I have happy memories of my grandmother and the grandfather I remember, Pops who eventually adopted my mother when she was in her forties. We would visit them at various construction jobs. My sister and I would play in Dima’s jewelry box.
Things changed somehow when my parents divorced. The change was subtle and I didn’t always notice. I do recall, though, my older sister and younger brother receiving birthday cards while I did not. I got married and my father didn’t come to my wedding. I got divorced.
I met and fell in love with Scott. We moved in together and my mother told me, “why buy the cow when you get the milk free.” Several months later I called Mom and said, “Mom, he’s buying the cow!” At a visit with my mom and grandmother, I knew something was up. I could feel something coming. My grandmother asked me who was going to give me away at the wedding. I said my dad was. My grandmother turned real cold towards me after that. Shortly after that, I heard through my sister that Mom wouldn’t be coming to my wedding.
My sister, grandmother and I went out for drinks a few months later. Dima bragged to other people about how beautiful her granddaughter was and introduced my sister. She spoke to me very little despite my attempts to engage her.
When I returned from my honeymoon in Bora Bora, I went to visit Dima. I wasn’t quite in a place or frame of mind where I could see Mom yet. I told Dima about Bora Bora and brought her a present. I then asked her if I could have a tea cup or handkerchief; something that I could have and say, “My grandmother gave me this.” She told me no. It was devastating. I knew that she had given my brother and sister several things already. I had no idea what I ever did to her to make her so hurtful towards me. Maybe it was the simple fact that I was my daddy’s girl and she hated my father.
My grandmother had a stroke during a time that my mother and I hadn’t quite worked things out after I got married. Mom called and told me Dima had a stroke but not to come down. She wouldn’t know me. I went out into the back yard and had a serious talk with Dima. Of course, I did all the talking just like I would have if I had gone to see her. I told her how hurt I was by her the things she said, her absence at my wedding, her refusal to give me a tidbit of hers. I let it all out. She died soon afterward.
It was her death that began the healing between my mother and I. Mom wanted me to be with her the next day when she drove to the place my grandmother would be remembered and buried.
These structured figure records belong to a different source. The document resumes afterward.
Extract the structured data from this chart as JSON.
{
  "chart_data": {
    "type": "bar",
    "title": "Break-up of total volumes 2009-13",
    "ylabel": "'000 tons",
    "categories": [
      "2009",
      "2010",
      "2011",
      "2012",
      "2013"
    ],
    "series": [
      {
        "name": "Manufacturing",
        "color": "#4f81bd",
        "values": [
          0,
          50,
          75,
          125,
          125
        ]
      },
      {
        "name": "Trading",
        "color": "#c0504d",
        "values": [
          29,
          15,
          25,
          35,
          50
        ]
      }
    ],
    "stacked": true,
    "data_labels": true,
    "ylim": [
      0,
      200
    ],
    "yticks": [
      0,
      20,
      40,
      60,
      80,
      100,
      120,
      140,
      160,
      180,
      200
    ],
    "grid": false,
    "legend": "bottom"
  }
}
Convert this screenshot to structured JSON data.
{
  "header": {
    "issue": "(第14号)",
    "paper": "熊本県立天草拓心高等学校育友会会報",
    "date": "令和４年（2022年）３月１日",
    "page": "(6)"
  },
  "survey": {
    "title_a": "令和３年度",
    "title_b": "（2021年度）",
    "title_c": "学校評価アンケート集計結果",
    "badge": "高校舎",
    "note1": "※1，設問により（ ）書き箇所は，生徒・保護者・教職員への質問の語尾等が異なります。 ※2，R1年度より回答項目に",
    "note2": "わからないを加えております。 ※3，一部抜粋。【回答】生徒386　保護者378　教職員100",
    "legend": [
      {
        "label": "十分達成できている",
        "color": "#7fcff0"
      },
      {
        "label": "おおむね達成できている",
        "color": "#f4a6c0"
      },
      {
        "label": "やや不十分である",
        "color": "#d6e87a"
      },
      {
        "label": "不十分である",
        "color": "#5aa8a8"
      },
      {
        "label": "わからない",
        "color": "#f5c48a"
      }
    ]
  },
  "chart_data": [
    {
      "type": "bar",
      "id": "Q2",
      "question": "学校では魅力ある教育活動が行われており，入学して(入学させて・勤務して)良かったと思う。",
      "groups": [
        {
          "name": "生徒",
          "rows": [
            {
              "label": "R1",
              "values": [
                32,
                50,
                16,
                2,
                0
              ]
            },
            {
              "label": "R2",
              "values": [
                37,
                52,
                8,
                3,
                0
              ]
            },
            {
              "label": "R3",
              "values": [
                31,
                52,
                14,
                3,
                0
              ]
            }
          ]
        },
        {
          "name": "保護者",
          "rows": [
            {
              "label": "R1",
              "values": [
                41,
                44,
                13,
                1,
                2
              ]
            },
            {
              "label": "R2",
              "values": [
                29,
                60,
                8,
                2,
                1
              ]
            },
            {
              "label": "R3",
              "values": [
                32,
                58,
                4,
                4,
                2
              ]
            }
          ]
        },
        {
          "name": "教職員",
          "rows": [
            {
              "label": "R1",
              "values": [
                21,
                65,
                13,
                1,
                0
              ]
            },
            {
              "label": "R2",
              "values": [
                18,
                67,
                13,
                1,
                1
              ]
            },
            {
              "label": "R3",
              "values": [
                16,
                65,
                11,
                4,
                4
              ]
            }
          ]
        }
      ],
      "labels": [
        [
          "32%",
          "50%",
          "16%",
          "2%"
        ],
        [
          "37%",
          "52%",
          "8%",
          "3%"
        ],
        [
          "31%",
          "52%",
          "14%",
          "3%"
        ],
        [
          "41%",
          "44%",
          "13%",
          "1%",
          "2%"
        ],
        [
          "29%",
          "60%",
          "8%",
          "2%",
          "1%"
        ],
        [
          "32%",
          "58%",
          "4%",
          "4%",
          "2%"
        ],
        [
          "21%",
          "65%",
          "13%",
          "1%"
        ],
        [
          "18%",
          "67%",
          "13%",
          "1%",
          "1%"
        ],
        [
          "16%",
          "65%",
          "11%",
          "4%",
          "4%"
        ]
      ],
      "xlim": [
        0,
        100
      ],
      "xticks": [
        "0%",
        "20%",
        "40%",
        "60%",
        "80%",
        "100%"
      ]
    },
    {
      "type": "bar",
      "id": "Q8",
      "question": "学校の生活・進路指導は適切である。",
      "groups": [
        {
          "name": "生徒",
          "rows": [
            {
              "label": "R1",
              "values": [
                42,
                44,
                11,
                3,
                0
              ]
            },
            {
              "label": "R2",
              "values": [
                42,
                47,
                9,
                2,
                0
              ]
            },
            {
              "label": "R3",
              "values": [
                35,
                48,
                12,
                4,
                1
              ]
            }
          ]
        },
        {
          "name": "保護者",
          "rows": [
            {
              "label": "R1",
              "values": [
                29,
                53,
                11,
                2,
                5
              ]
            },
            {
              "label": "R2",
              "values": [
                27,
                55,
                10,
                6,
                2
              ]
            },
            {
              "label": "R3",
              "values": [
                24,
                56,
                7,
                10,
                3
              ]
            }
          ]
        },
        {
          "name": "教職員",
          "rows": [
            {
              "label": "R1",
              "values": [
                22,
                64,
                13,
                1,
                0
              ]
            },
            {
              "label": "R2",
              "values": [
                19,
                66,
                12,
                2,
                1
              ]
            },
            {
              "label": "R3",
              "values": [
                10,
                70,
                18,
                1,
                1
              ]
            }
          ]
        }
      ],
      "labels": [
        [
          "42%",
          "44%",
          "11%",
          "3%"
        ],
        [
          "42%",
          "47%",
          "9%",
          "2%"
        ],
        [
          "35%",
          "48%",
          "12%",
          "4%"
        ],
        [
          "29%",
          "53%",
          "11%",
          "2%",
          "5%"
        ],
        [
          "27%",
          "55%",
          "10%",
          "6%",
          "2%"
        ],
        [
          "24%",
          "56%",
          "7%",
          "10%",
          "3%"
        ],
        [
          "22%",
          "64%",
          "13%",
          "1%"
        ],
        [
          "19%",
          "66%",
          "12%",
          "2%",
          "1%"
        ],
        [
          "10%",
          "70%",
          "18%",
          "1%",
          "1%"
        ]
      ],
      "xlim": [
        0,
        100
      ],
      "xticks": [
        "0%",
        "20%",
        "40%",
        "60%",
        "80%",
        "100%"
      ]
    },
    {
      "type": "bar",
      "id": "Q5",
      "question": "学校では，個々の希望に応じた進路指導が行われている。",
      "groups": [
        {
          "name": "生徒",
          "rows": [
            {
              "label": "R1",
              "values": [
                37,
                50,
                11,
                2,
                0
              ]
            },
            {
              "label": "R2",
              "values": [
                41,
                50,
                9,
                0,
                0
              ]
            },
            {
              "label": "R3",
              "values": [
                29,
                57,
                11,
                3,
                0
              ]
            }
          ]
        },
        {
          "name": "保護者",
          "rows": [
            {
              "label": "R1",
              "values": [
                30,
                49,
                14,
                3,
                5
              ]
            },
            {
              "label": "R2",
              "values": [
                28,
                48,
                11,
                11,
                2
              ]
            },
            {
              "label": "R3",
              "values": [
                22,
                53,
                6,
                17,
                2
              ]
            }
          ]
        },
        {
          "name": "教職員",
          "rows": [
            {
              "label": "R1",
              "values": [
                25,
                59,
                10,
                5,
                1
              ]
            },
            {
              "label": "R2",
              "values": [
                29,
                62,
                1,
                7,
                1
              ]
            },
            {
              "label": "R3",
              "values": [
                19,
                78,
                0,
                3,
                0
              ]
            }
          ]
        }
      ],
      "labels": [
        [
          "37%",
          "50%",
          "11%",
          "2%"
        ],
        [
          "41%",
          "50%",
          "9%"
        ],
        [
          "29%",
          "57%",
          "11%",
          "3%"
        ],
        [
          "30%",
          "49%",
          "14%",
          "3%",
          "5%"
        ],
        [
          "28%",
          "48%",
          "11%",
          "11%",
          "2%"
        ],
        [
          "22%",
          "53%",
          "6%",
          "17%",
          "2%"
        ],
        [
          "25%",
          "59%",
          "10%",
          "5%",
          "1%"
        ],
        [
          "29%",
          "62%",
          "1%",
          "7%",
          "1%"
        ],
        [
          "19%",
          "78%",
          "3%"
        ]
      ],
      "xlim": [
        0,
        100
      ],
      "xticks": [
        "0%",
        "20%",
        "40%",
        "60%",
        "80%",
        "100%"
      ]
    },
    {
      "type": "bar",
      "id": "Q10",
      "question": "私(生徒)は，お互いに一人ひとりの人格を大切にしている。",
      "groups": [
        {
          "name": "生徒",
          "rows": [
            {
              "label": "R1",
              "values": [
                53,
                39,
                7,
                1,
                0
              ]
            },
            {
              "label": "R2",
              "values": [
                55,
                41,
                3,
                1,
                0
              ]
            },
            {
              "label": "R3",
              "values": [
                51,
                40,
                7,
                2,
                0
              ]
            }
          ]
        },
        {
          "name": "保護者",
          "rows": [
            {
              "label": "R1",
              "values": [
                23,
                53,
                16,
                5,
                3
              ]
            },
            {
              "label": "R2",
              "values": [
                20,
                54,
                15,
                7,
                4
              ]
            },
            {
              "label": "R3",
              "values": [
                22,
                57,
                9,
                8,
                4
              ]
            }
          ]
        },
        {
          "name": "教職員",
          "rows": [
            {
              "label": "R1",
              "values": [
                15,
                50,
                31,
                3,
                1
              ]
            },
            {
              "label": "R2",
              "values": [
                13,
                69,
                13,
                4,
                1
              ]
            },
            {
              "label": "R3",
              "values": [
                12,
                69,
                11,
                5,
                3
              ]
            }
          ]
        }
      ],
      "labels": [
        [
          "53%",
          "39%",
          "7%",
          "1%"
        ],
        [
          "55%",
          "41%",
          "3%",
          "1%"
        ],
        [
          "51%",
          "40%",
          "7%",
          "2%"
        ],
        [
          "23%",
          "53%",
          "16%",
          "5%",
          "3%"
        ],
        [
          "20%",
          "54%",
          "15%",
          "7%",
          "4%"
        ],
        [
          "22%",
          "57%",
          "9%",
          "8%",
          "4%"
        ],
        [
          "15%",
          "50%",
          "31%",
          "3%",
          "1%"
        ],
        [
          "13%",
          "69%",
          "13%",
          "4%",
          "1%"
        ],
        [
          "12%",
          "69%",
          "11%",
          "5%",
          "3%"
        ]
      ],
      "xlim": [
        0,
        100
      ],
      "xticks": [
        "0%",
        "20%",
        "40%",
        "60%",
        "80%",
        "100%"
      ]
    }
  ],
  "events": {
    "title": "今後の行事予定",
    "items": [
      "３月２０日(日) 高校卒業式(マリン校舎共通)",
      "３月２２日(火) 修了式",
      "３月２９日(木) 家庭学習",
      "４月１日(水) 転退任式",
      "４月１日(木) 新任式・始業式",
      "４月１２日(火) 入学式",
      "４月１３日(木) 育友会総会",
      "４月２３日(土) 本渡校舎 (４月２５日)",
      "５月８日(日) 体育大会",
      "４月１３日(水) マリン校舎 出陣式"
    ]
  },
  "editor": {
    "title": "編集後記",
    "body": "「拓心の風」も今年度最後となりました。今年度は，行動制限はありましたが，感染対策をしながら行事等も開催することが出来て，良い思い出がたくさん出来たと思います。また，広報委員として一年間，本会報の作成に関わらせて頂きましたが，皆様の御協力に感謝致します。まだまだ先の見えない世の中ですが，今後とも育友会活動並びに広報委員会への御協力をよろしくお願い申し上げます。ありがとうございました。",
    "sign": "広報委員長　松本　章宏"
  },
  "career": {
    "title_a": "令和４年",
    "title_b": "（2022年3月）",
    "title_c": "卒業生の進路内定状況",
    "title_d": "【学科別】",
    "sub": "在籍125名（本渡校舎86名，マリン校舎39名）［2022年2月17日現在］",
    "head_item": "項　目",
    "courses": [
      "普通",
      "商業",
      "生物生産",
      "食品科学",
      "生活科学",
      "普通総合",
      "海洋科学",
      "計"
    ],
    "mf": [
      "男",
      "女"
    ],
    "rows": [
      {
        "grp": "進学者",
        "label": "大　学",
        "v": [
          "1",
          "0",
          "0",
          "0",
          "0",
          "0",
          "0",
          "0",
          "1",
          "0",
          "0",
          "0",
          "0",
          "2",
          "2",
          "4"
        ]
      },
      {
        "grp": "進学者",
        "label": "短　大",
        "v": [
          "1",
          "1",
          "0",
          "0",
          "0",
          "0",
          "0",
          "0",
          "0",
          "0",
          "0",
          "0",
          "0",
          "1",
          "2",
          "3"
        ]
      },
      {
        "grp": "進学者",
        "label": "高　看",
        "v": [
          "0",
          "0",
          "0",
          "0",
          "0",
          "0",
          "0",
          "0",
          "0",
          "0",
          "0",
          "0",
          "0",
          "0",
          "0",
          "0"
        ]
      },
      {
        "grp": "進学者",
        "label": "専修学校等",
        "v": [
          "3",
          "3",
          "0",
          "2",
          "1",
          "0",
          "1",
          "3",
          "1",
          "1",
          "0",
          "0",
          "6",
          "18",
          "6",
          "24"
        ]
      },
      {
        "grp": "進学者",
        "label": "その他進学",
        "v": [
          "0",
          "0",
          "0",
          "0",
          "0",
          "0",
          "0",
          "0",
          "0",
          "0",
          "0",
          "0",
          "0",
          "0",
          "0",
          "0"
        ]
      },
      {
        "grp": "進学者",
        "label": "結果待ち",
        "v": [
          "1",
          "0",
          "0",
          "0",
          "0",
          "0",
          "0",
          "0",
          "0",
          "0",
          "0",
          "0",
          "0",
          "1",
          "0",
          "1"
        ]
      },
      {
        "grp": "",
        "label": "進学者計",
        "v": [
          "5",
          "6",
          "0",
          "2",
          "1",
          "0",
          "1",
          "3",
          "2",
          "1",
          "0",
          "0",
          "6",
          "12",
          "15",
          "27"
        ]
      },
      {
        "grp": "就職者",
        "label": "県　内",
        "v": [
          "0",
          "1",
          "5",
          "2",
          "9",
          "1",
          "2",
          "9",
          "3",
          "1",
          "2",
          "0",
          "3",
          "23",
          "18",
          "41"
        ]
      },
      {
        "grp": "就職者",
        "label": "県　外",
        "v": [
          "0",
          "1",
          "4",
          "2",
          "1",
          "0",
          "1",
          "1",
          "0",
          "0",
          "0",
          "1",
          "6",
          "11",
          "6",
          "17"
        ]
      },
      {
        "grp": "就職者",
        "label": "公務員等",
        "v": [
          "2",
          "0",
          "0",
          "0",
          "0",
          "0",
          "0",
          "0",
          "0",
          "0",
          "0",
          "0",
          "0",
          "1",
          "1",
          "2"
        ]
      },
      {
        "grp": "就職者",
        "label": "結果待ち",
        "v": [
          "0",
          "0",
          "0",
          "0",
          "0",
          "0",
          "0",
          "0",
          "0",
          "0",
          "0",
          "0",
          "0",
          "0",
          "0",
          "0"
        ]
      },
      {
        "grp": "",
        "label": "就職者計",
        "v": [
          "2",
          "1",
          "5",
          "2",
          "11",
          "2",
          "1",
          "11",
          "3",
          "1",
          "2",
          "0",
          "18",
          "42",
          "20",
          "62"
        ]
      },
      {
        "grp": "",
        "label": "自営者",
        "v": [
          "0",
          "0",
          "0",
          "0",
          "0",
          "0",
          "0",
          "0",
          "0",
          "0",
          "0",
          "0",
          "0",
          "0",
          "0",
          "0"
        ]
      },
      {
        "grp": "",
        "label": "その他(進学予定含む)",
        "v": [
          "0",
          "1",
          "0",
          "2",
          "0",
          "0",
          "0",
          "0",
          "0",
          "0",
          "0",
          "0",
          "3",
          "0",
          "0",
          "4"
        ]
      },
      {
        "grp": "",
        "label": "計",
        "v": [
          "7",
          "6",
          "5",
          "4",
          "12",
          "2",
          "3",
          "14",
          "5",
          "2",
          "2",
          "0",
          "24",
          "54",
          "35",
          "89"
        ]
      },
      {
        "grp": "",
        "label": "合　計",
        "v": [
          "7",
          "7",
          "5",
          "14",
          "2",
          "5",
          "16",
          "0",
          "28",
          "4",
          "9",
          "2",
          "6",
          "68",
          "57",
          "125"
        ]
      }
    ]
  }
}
Although Mom was heartbroken, it was a day unlike any other I had ever had with her. We talked about many spiritual things, feelings, and life though stayed far away from the wedding.
I guess Dima thought she got the best of things by refusing to give me anything of hers. But I came out ahead. It was because of her that I began to get my mother back.
The love I was feeling for my mother snapped me back into my body. I realized how difficult her life was as a child spending periods of time without her mother. Her life was difficult later on when she and my father developed their feud and mutual desire to make each others’ lives miserable in every way possible. But now I had the relationship with Mom I had always dreamed of having and my heart was so full of love.
I had unraveled my heart and it no longer ached. I had picked through the last of the bones that needed my attention. The bitter taste in my mouth was gone and I thought about all I had learned about healing…that bitter tasting foods were very good for one’s digestion…
“Ya ready now, my gal Sal?” I heard as donkey lips nuzzled my lower leg. “I am, my ham Dram.” I replied wrapping my arms around Drambuie’s neck. “Then let’s make like a bananna and split!”
“Let’s make like a tree and leave!”
“Let’s blow this popcicle stand!”
With a little buck, a donkey fart, and a “yahoo!” we got stepped on the Serpentine Road. I gagged…got back on the saddle, rode down the road with a fist in the air, an unraveled heart, and a bitter free being.